Dáil debates

Tuesday, 6 November 2012

3:50 pm

Photo of Enda KennyEnda Kenny (Mayo, Fine Gael) | Oireachtas source

It goes without saying that the House stands united in condemnation of the callous murder of David Black. I made the point at the North-South Ministerial Council meeting the other day, in the company of the Tánaiste and the First Minister and the Deputy First Minister of the Northern Ireland Assembly, that Yvonne Black had lost a husband, her children Kyle and Kyra had lost their father and Ulster had lost a hardworking citizen. We unreservedly condemn this. On behalf of the Government, I was happy to say that the working relationships between the Minister for Justice and Equality, Deputy Alan Shatter, and the Minister for Justice, David Forde, between the Garda Commissioner, Martin Callinan, and Chief Constable of the PSNI, Matt Baggott, and between the Garda and the PSNI are working exceptionally well at the very highest level.

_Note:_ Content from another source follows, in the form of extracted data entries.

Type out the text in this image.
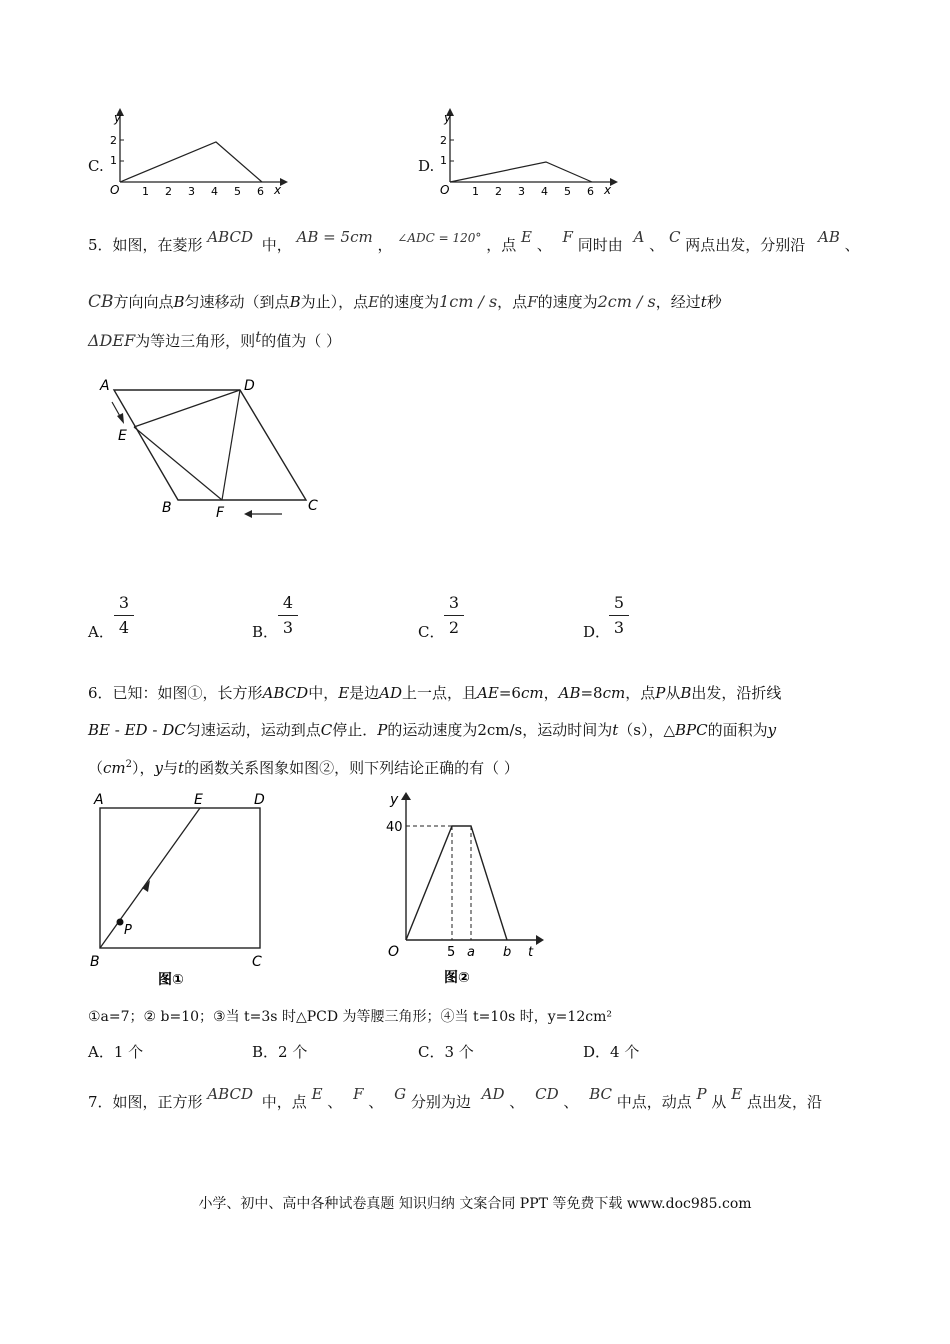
C.
y
x
O
1
2
1 2 3 4 5 6
D.
y
x
O
1
2
1 2 3 4 5 6
5．如图，在菱形 ABCD 中， AB = 5cm ， $^{\angle ADC = 120^\circ}$ ，点 E 、 F 同时由 A 、 C 两点出发，分别沿 AB 、
CB方向向点B匀速移动（到点B为止），点E的速度为1cm / s，点F的速度为2cm / s，经过t秒
ΔDEF为等边三角形，则t的值为（ ）
A	D
E
B	F	C
A．
3
4	B．
4
3	C．
3
2	D．
5
3
6．已知：如图①，长方形ABCD中，E是边AD上一点，且AE=6cm，AB=8cm，点P从B出发，沿折线
BE - ED - DC匀速运动，运动到点C停止．P的运动速度为2cm/s，运动时间为t（s），△BPC的面积为y
$(cm^2)$，y与t的函数关系图象如图②，则下列结论正确的有（ ）
A	E	D
P
B	C
图①
y
40
O	5 a b t
图②
①a=7；② b=10；③当 t=3s 时△PCD 为等腰三角形；④当 t=10s 时，y=12cm²
A．1 个	B．2 个	C．3 个	D．4 个
7．如图，正方形 ABCD 中，点 E 、 F 、 G 分别为边 AD 、 CD 、 BC 中点，动点 P 从 E 点出发，沿
小学、初中、高中各种试卷真题 知识归纳 文案合同 PPT 等免费下载 www.doc985.com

I hope the perpetrators of this murder are brought before the courts and that justice is, and is seen to be, done. We do not want a return to this kind of callous tragedy and to this senseless kind of murder. All the agencies of this State will be at the disposal of the PSNI and the Northern Ireland authorities to ensure those who perpetrated this are brought to justice as quickly as possible. I thank Deputy Kelleher for raising this. He can take it that the capacity and information available to us is at the disposal of the authorities in Northern Ireland and vice versa applies.

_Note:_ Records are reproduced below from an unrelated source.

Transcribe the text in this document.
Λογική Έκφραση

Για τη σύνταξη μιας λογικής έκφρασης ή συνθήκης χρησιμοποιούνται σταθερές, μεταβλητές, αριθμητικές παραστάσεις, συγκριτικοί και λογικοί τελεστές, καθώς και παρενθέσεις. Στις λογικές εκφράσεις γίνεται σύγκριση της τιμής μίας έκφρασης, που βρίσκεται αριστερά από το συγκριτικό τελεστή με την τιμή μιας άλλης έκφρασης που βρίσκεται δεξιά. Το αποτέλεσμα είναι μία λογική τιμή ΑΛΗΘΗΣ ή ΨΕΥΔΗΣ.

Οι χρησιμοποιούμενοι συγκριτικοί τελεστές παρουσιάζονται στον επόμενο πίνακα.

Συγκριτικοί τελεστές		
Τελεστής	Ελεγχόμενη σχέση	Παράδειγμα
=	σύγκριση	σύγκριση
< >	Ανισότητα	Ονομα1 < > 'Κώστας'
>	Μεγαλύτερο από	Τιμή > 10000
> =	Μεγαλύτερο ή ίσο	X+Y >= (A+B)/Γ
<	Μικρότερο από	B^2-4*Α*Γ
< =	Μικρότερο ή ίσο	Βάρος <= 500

At its meeting today, the Government confirmed that the decision is to build the national paediatric hospital on the site at St. James's Hospital. The Minister for Health, Deputy Reilly, has been careful and realistic in his assessment of the timeline for completion of the children's hospital facility in late 2017 or early 2018. Work can commence immediately in vacating relevant temporary structures and buildings on the St. James's Hospital site which currently provide clinical and non-clinical services. The proposed development site for the paediatric hospital can be available within six months with clearance, decanting and enabling works happening during 2013 and 2014. Construction of the new hospital can commence by 2015. Clearly, a design process and a procurement structure must be dealt with and the issue of planning permission and so on must be gone through. It is not a case of being able to give the Deputy a specific month by which the entity will be complete. Suffice it to say, I am glad clarity has been brought to the situation. The Government has made a very clear decision to build the national paediatric hospital on the St. James's hospital site.

I thank everybody who provides care and attention to our children in all the medical facilities. I hope that, despite the great difference of opinion among many medical people at the very highest level, there will be buy-in to the decision of Government. The interest here is to provide the very best facilities for all the children of the island who will avail of the services and staff of the hospital once it is built.

The Deputy can take it that the Minister for Health and the Government are, and will always be, anxious to see that in the intervening period, facilities and resources are made available to the existing children's hospital facilities in order that they can continue to provide the first class care and attention they have always provided despite inadequate resources on many occasions and despite cramped space and other conditions. It is in the country's interest that the Government sees that happens, and it will happen.